Spesso capita di leggere un libro per caso, perché hai letto da qualche parte qualcosa che ti ha incuriosito, perché un amico te ne ha parlato (viva il passaparola!), e per fortuna spesso va bene. Così, ecco una piccola scoperta, questo «Il cavallo» di Willy Vlautin (tradotto da Gianluca Testani per l’Editore Jimenez), romanzo americano che più americano non si può. C’è la musica, innanzitutto, perché il protagonista (Al Ward, 65 anni) vive per la musica in uno stato di totale isolamento. E ci sono due grandi protagoniste della letteratura americana: la solitudine e la memoria.

Una mattina – fuori dal suo rifugio – appare un vecchio cavallo, derelitto e accecato da una malattia agli occhi, incapace di difendersi dagli attacchi dei coyote: «Otto anni fa mi trovavo in una strada sterrata nel centro del Nevada con un vecchio amico, Brian Foster.
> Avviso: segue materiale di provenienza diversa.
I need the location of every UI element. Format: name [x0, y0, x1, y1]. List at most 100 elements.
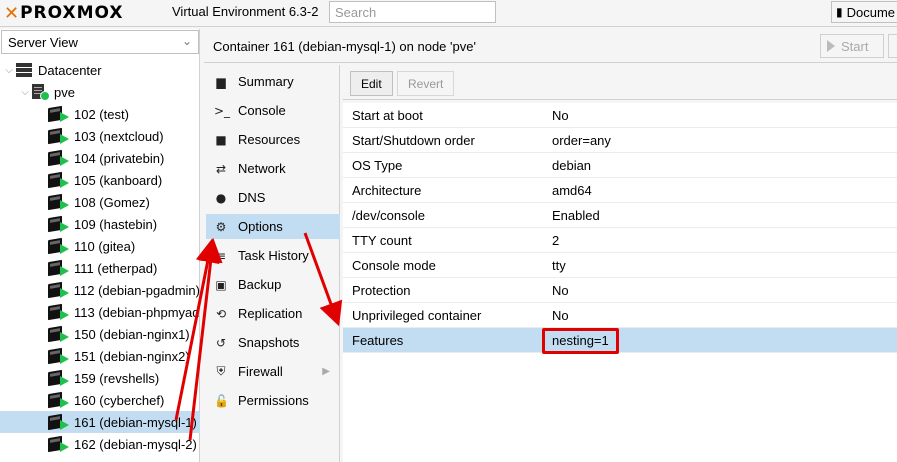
options-row[interactable]: Console mode tty — [343, 253, 897, 278]
container-running-icon — [48, 325, 69, 343]
container-running-icon — [48, 105, 69, 123]
container-running-icon — [48, 237, 69, 255]
tree-item-container[interactable]: 150 (debian-nginx1) — [0, 323, 200, 345]
tree-item-container[interactable]: 110 (gitea) — [0, 235, 200, 257]
documentation-button[interactable]: ▮ Docume — [831, 1, 897, 23]
menu-item-backup[interactable]: ▣ Backup — [206, 272, 340, 297]
options-row[interactable]: TTY count 2 — [343, 228, 897, 253]
options-row[interactable]: Architecture amd64 — [343, 178, 897, 203]
container-menu: ▆ Summary >_ Console ■ Resources ⇄ Network ● DNS ⚙… — [204, 65, 340, 462]
options-row[interactable]: Features nesting=1 — [343, 328, 897, 354]
options-row[interactable]: Unprivileged container No — [343, 303, 897, 328]
tree-item-container[interactable]: 111 (etherpad) — [0, 257, 200, 279]
tree-item-container[interactable]: 112 (debian-pgadmin) — [0, 279, 200, 301]
container-running-icon — [48, 281, 69, 299]
gear-icon: ⚙ — [215, 219, 227, 234]
menu-item-permissions[interactable]: 🔓 Permissions — [206, 388, 340, 413]
menu-item-label: Summary — [238, 74, 294, 89]
menu-item-replication[interactable]: ⟲ Replication — [206, 301, 340, 326]
menu-item-summary[interactable]: ▆ Summary — [206, 69, 340, 94]
container-running-icon — [48, 127, 69, 145]
shield-icon: ⛨ — [216, 364, 226, 378]
collapse-icon[interactable]: ⌵ — [20, 87, 30, 98]
menu-item-firewall[interactable]: ⛨ Firewall ▶ — [206, 359, 340, 384]
start-button[interactable]: Start — [820, 34, 884, 58]
menu-item-label: Network — [238, 161, 286, 176]
menu-item-label: Resources — [238, 132, 301, 147]
tree-item-container[interactable]: 160 (cyberchef) — [0, 389, 200, 411]
option-value: tty — [552, 257, 566, 273]
menu-item-network[interactable]: ⇄ Network — [206, 156, 340, 181]
tree-item-label: 105 (kanboard) — [74, 172, 163, 188]
option-key: Features — [352, 332, 404, 348]
container-running-icon — [48, 193, 69, 211]
option-value: order=any — [552, 132, 611, 148]
more-button[interactable] — [888, 34, 897, 58]
exchange-icon: ⇄ — [215, 161, 227, 176]
option-value: No — [552, 282, 569, 298]
documentation-label: Docume — [846, 4, 896, 20]
options-grid: Start at boot No Start/Shutdown order order… — [343, 103, 897, 462]
tree-item-label: Datacenter — [38, 62, 102, 78]
retweet-icon: ⟲ — [215, 306, 227, 321]
menu-item-options[interactable]: ⚙ Options — [206, 214, 340, 239]
tree-item-label: 150 (debian-nginx1) — [74, 326, 190, 342]
tree-item-label: 113 (debian-phpmyad — [74, 304, 200, 320]
menu-item-label: Permissions — [238, 393, 309, 408]
view-selector-value: Server View — [8, 35, 78, 50]
tree-item-container[interactable]: 102 (test) — [0, 103, 200, 125]
logo-x-icon: ✕ — [4, 2, 20, 24]
datacenter-icon — [16, 63, 32, 77]
tree-item-node-pve[interactable]: ⌵ pve — [0, 81, 200, 103]
tree-item-datacenter[interactable]: ⌵ Datacenter — [0, 59, 200, 81]
container-running-icon — [48, 347, 69, 365]
tree-item-container[interactable]: 159 (revshells) — [0, 367, 200, 389]
tree-item-container[interactable]: 161 (debian-mysql-1) — [0, 411, 200, 433]
resource-tree: Server View ⌄ ⌵ Datacenter ⌵ pve 102 (te… — [0, 29, 200, 462]
book-icon: ▮ — [836, 5, 843, 19]
menu-item-label: Firewall — [238, 364, 283, 379]
edit-button[interactable]: Edit — [350, 71, 393, 96]
option-key: Protection — [352, 282, 411, 298]
menu-item-dns[interactable]: ● DNS — [206, 185, 340, 210]
history-icon: ↺ — [215, 335, 227, 350]
options-row[interactable]: Start/Shutdown order order=any — [343, 128, 897, 153]
tree-item-container[interactable]: 151 (debian-nginx2) — [0, 345, 200, 367]
tree-item-container[interactable]: 109 (hastebin) — [0, 213, 200, 235]
options-row[interactable]: OS Type debian — [343, 153, 897, 178]
book-icon: ▆ — [216, 74, 226, 89]
tree-item-label: 110 (gitea) — [74, 238, 136, 254]
page-title: Container 161 (debian-mysql-1) on node '… — [213, 39, 476, 54]
search-input[interactable]: Search — [329, 1, 496, 23]
collapse-icon[interactable]: ⌵ — [4, 65, 14, 76]
server-online-icon — [32, 84, 50, 101]
option-key: TTY count — [352, 232, 412, 248]
tree-item-label: 111 (etherpad) — [74, 260, 158, 276]
tree-item-container[interactable]: 108 (Gomez) — [0, 191, 200, 213]
menu-item-resources[interactable]: ■ Resources — [206, 127, 340, 152]
options-row[interactable]: /dev/console Enabled — [343, 203, 897, 228]
globe-icon: ● — [215, 190, 227, 205]
unlock-icon: 🔓 — [214, 393, 229, 408]
content-header: Container 161 (debian-mysql-1) on node '… — [204, 29, 897, 63]
menu-item-console[interactable]: >_ Console — [206, 98, 340, 123]
option-value: Enabled — [552, 207, 600, 223]
terminal-icon: >_ — [214, 103, 231, 118]
options-row[interactable]: Start at boot No — [343, 103, 897, 128]
proxmox-logo[interactable]: ✕ PROXMOX — [4, 2, 123, 24]
menu-item-task-history[interactable]: ≡ Task History — [206, 243, 340, 268]
view-selector[interactable]: Server View ⌄ — [1, 30, 199, 54]
menu-item-label: Task History — [238, 248, 309, 263]
container-running-icon — [48, 303, 69, 321]
tree-item-container[interactable]: 103 (nextcloud) — [0, 125, 200, 147]
container-running-icon — [48, 391, 69, 409]
tree-item-container[interactable]: 113 (debian-phpmyad — [0, 301, 200, 323]
revert-button[interactable]: Revert — [397, 71, 455, 96]
tree-item-container[interactable]: 104 (privatebin) — [0, 147, 200, 169]
tree-item-container[interactable]: 162 (debian-mysql-2) — [0, 433, 200, 455]
menu-item-label: Snapshots — [238, 335, 300, 350]
tree-item-container[interactable]: 105 (kanboard) — [0, 169, 200, 191]
option-key: Console mode — [352, 257, 436, 273]
menu-item-snapshots[interactable]: ↺ Snapshots — [206, 330, 340, 355]
options-row[interactable]: Protection No — [343, 278, 897, 303]
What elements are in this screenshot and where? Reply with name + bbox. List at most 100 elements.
Eravamo a 50 chilometri da Tonopah e si avvicinava il crepuscolo quando ci imbattemmo in un cavallo selvaggio nel bel mezzo del deserto». Nel Nevada, a 1800 metri di altitudine, a 50 chilometri dal ranch più vicino, tormentato dall’alcolismo e dall’ansia, Al – che deve decidere cosa fare per se stesso – prende un’altra decisione: salvare l’esausto animale che si è presentato alla sua porta, mentre i ricordi della sua vita da cantautore e chitarrista si fanno sempre più insistenti, dai primi passi sulle pedane dei bar e dei casinò e poi oltre, in un crescendo di piccoli successi e occasioni mancate.

Perché convivere con una band e trascorrere gran parte del tempo in tour può essere logorante, e molti dei suoi amici e compagni non ce l’hanno fatta a tenere il passo. In questo strano intreccio di solitudini – il cavallo cieco, il vecchio Al – la storia di quest’ultimo acquisisce il tono del blues triste che si trasforma in una toccante riflessione sulla solitudine, sulla forza d’animo e appunto sulla musica come salvezza. Romanzo semplice, minimalista, profondo. Siamo in piena America, ci siamo capiti.